最後是半開狀態。在這個狀態下,我發現不同的斷路器做法都不一樣。有的直接進入關閉狀態,有的是放一個請求試探一下,還有的是允許一定數量的請求通過並計算異常率來判斷是打開還是關閉斷路器。我的考慮是,判斷系統是否恢復正常工作狀態是還是需要根據最近一段時間內的樣本進行計算判斷的,但是要對樣本數進行控制,因爲此時系統可能還沒恢復或正在進行預熱,大量的請求進來會對系統造成較大的壓力,所以這邊我加了個流量控制。總之在這個半開時間窗口內,只要異常率低於打開斷路器的異常率閾值就關閉斷路器,否則重新打開。
3設計
因爲要對窗口時間內的數據進行統計,可以通過一個循環數組來記錄每個時間單位內的統計數據,然後用一個遊標字段指向當前時間的數組元素,每次進行樣本計算時就可以根據遊標找到當前時間對於的數據元素進行處理。這裏我使用了一個定時調度線程池每過一個單位時間就滑動遊標,並更新整個窗口的指標數據。這樣做其實就是滑動窗口的動作交給定時器線程完成,而不是由業務線程完成,這樣做的好處就是減輕了業務線程的壓力,也爲無鎖方式實現斷路器做好了鋪墊。

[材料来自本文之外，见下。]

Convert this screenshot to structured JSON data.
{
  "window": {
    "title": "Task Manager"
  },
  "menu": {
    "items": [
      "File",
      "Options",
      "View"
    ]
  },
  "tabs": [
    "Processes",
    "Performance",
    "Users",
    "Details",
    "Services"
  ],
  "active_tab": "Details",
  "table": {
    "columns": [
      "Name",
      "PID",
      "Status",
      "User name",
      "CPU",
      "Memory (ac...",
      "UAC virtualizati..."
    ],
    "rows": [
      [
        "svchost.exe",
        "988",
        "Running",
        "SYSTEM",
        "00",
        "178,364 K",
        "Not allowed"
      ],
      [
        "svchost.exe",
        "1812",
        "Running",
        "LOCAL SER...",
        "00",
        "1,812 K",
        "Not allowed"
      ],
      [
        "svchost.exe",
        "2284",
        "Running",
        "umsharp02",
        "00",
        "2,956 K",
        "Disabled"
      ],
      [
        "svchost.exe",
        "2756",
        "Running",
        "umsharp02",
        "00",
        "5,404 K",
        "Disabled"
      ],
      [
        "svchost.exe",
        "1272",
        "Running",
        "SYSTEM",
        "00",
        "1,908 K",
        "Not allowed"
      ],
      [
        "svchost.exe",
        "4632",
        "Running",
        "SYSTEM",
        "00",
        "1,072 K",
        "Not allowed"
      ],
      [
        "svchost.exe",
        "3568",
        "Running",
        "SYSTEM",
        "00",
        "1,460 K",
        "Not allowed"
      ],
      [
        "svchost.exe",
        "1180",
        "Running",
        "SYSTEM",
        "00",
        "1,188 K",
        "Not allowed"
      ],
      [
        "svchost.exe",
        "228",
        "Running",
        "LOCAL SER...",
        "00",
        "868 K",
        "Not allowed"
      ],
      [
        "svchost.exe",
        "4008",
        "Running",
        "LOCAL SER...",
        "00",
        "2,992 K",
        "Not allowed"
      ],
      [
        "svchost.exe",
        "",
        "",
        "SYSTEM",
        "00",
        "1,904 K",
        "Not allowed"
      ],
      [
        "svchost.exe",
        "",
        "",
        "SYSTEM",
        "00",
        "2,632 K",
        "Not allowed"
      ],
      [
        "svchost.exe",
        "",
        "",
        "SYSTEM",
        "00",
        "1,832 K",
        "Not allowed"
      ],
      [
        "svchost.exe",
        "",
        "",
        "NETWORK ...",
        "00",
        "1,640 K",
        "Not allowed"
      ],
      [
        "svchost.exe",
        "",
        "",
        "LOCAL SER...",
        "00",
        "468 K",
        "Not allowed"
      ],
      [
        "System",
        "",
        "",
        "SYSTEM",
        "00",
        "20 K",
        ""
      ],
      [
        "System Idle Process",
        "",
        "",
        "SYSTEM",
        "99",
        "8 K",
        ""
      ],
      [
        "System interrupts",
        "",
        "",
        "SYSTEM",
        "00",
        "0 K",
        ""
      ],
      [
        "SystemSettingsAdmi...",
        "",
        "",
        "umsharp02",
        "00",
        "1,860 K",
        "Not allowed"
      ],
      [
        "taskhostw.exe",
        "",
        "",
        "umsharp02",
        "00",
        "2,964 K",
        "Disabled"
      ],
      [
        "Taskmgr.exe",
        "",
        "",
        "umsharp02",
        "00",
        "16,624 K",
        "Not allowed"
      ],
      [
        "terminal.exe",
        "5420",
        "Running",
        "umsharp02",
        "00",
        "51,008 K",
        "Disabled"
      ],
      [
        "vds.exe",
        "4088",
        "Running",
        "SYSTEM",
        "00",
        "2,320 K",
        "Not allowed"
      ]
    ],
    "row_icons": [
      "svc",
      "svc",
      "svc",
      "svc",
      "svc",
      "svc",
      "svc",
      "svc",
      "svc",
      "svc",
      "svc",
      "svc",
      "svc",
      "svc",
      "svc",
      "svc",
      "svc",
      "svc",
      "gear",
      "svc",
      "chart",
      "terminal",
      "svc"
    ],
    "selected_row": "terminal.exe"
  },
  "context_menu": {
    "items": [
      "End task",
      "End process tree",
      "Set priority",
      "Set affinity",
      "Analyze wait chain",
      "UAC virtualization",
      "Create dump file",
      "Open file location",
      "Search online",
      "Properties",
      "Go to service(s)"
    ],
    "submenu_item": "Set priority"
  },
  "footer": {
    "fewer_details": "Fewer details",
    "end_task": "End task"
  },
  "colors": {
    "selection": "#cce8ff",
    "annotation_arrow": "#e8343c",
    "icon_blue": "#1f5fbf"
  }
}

另外,爲了提高性能,各項統計數據全部放在一個AtomicLong型變量中,這樣也是爲了方便多線程場景下的高效處理(這兒其實也可以用AtomicReference,但從內存佔用,以及GC壓力的角度考慮,顯然AtomicLong更加輕量)。用Long型變量,還要考慮溢出的場景,不過20位的bit長度對於大多數場景已經夠用了。請求總數記錄的是半開窗口內的請求數據,用於半開狀態下判斷流量超限用的。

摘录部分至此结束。